The eight Preludes comprise Messiaen's first published works and were composed while he was still a student at the Paris Conservatoire. They owe much to Debussy and Ravel, and are very listenable. In the hands of a pianist as good as Aimard, they are transcendent. Messiaen can have no advocate better than Aimard.

After the intermission, Aimard turned to Chopin’s Barcarole and Scherzo No. 2, and he concluded with Ravel’s Miroirs. The program was very French in sound, if not in nationality. Aimard is an accurate pianist with a dynamic interpretive approach. There may be many adjectives and commentary that can describe his playing, but the two that occur to me are lucid and satisfying. It is easy to understand why Aimard has a large following, as the full Carnegie Hall and enthusiastic applause showed.
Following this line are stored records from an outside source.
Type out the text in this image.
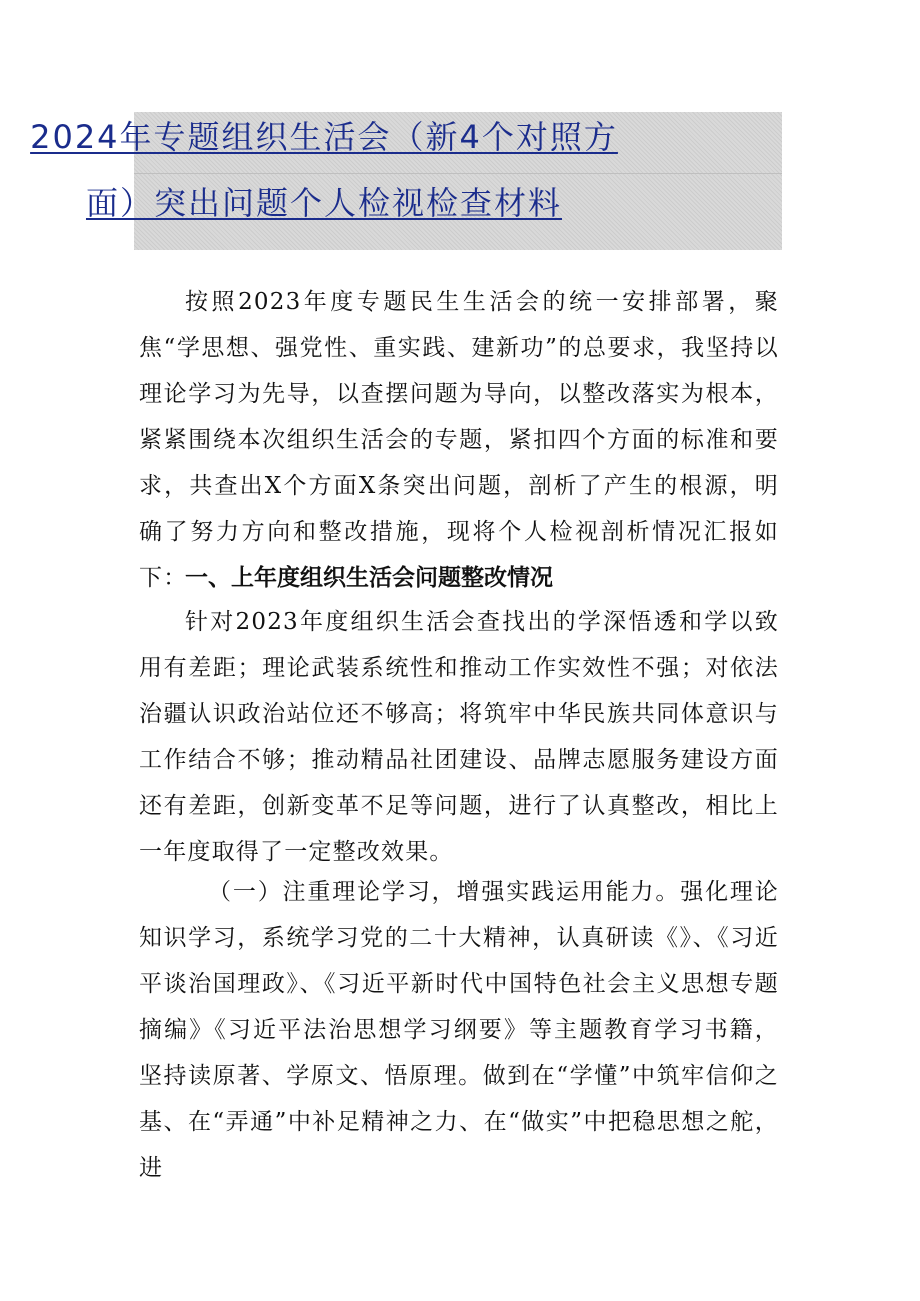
2024年专题组织生活会（新4个对照方
面）突出问题个人检视检查材料

按照2023年度专题民生生活会的统一安排部署，聚焦“学思想、强党性、重实践、建新功”的总要求，我坚持以理论学习为先导，以查摆问题为导向，以整改落实为根本，紧紧围绕本次组织生活会的专题，紧扣四个方面的标准和要求，共查出X个方面X条突出问题，剖析了产生的根源，明确了努力方向和整改措施，现将个人检视剖析情况汇报如下：

一、上年度组织生活会问题整改情况

针对2023年度组织生活会查找出的学深悟透和学以致用有差距；理论武装系统性和推动工作实效性不强；对依法治疆认识政治站位还不够高；将筑牢中华民族共同体意识与工作结合不够；推动精品社团建设、品牌志愿服务建设方面还有差距，创新变革不足等问题，进行了认真整改，相比上一年度取得了一定整改效果。

（一）注重理论学习，增强实践运用能力。强化理论知识学习，系统学习党的二十大精神，认真研读《》、《习近平谈治国理政》、《习近平新时代中国特色社会主义思想专题摘编》《习近平法治思想学习纲要》等主题教育学习书籍，坚持读原著、学原文、悟原理。做到在“学懂”中筑牢信仰之基、在“弄通”中补足精神之力、在“做实”中把稳思想之舵，进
The two encores, one by Gyorgy Kurtag, and the other by Harrison Birtwistle, were appropriate in character with the music which proceeded them, and any of the traditional encores favored at these recitals would have been sure to have broken the spell cast over the evening by Aimard’s revelatory Messiaen, Chopin and Ravel.

(FYI: Carnegie Hall identifies all encores on its Website the day following the performance.)